Considering atomic masses as

`U->235"g/mol"`

`F->19"g/mol"`

`O->16"g/mol"`

`H->1"g/mol"`

The percentage composition of constituent elements in the gas `H-5% and F-95%` So the ratio of number of atoms of H and F in the compound
`H:F=5/1:95/19=5:5=1:1`

So the compound is HF (Hydrogen fluoride)
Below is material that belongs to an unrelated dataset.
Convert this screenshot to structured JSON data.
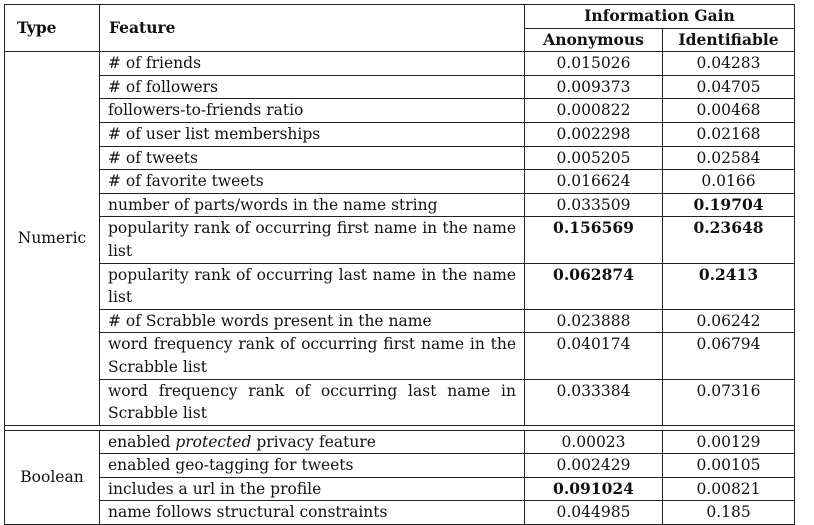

So the balanced equation of the reaction may be written as

`UF_6+xH_2O->UF_(6-2x)O_2 +2xHF(g)`

It is given that 3.730g `UF_(6-2x)O_x` is formed from 4.267g `UF_6`

So `("molar mass of "UF_(6-2x)O_x)/("molar mass of "UF_6)=3.730/4.267`

`=>(235+19(6-2x)+16x)/(235+19xx6)=3730/4267`

`=>349-22x=349xx(3730/4267)~~305`

`=>22x=349-305=44`

`=>x=2`

Hence MF of the compound formed

`UF_((6-2*2))O_2=color(red)(UF_2O_2)`

The blanced equation becomes

`UF_6+2H_2O->UF_2O_2 +4HF(g)`

It is evident from above equation that among 6 F atoms in original compound `UF_6` 2 atoms go to form the solid molecule of `UF_2O_2` and 4 atoms go to form four `HF(g)` molecules.

Hence `2/6=1/3=33.3%` goes to form the solid compound and `4/6=2/3=66.7%` goes to form gaseous molecules of HF.